Realizations of the Monster Lie algebra

TL;DR

This paper explores the structure of the Monster Lie algebra, constructing it from Kac-Moody subalgebras and modules, and uses this to simplify proofs related to moonshine series and their properties.

Contribution

It introduces a new construction of the Monster Lie algebra from Kac-Moody subalgebras and modules, providing a novel approach to understanding moonshine series.

Findings

Constructed the Monster Lie algebra from Kac-Moody subalgebras and modules.

Demonstrated that certain generalized Verma modules are standard and irreducible.

Provided new recursion relations for moonshine series coefficients.

Abstract

We study aspects of the theory of generalized Kac-Moody Lie algebras (or Borcherds algebras) and their standard modules.
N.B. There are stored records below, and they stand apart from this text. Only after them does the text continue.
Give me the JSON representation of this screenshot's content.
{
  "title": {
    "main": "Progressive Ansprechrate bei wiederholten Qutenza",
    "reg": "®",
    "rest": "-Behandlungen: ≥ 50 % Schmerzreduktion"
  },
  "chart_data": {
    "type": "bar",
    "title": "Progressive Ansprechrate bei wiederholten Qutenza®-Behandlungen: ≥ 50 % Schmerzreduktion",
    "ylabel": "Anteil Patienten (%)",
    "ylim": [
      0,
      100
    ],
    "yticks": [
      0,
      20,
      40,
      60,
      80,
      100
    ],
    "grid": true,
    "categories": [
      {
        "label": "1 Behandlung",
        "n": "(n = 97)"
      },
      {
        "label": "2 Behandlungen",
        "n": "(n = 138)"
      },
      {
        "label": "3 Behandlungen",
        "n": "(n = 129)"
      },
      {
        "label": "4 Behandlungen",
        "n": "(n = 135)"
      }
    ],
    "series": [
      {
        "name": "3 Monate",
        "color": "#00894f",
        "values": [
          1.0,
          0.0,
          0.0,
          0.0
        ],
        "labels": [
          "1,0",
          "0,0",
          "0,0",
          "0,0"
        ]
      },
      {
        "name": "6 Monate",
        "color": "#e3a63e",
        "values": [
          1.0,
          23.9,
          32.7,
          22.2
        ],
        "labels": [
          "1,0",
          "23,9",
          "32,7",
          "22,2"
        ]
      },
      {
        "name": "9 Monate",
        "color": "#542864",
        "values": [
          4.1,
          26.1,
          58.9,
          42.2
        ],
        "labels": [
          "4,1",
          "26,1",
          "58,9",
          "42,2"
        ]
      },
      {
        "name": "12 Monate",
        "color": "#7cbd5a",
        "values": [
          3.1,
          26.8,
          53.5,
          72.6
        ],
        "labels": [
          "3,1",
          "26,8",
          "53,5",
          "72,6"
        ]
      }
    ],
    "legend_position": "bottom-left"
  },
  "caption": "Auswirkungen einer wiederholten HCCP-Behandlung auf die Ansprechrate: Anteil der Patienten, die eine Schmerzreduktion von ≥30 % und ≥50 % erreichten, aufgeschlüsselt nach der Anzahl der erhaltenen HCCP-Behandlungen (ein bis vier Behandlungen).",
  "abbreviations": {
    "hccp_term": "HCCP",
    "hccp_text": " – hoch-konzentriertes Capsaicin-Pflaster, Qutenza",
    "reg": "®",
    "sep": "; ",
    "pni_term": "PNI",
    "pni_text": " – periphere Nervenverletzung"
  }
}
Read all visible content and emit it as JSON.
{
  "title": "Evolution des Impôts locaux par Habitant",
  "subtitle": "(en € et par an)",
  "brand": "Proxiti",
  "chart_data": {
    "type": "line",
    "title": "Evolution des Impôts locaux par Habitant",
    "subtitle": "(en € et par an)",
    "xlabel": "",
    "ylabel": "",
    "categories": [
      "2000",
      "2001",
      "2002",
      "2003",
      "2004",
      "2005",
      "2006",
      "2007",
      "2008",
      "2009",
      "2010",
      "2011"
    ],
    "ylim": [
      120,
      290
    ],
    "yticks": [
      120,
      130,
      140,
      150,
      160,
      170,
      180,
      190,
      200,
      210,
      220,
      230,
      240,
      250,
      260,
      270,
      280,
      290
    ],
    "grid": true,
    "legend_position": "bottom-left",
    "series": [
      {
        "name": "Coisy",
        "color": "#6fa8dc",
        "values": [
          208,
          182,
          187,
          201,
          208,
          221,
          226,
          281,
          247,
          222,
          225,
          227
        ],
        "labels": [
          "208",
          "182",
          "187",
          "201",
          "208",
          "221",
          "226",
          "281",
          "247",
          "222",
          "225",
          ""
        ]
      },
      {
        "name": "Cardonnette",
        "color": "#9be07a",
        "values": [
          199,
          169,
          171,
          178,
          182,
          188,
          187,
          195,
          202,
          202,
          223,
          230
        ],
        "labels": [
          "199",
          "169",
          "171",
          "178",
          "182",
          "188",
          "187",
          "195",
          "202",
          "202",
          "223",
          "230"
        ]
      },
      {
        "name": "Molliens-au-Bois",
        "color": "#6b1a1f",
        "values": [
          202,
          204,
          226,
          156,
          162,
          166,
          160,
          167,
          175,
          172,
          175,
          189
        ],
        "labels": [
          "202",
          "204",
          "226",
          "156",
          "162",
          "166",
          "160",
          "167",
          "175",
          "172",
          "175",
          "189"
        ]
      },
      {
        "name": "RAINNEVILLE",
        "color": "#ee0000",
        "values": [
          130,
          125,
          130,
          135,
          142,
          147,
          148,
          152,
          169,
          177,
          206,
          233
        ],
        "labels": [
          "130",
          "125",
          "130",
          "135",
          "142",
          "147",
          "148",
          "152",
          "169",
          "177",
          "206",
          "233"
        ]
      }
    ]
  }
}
It is shown how such an algebra with no mutually orthogonal imaginary simple roots, including Borcherds' Monster Lie algebra $\frak m$, can be naturally constructed from a certain Kac-Moody subalgebra and a module for it. We observe that certain generalized Verma (induced) modules for generalized Kac-Moody algebras are standard modules and hence irreducible. In particular, starting from the moonshine module for the Monster group $M$, we construct a certain $\{frak gl}_2$- and $M$-module, the tensor algebra over which carries a natural structure of irreducible module for $\frak m$, which is realized as an explicitly prescribed $M$-covariant Lie algebra of operators on this tensor algebra. The existence of large free subalgebras of $\frak m$ is further exploited to provide a simplification of Borcherds' proof of the Conway-Norton conjectures for the McKay-Thompson series of the moonshine module. The coefficients of these series are shown to satisfy natural recursion relations (replication formulas) equivalent to, but different from, those obtained by Borcherds.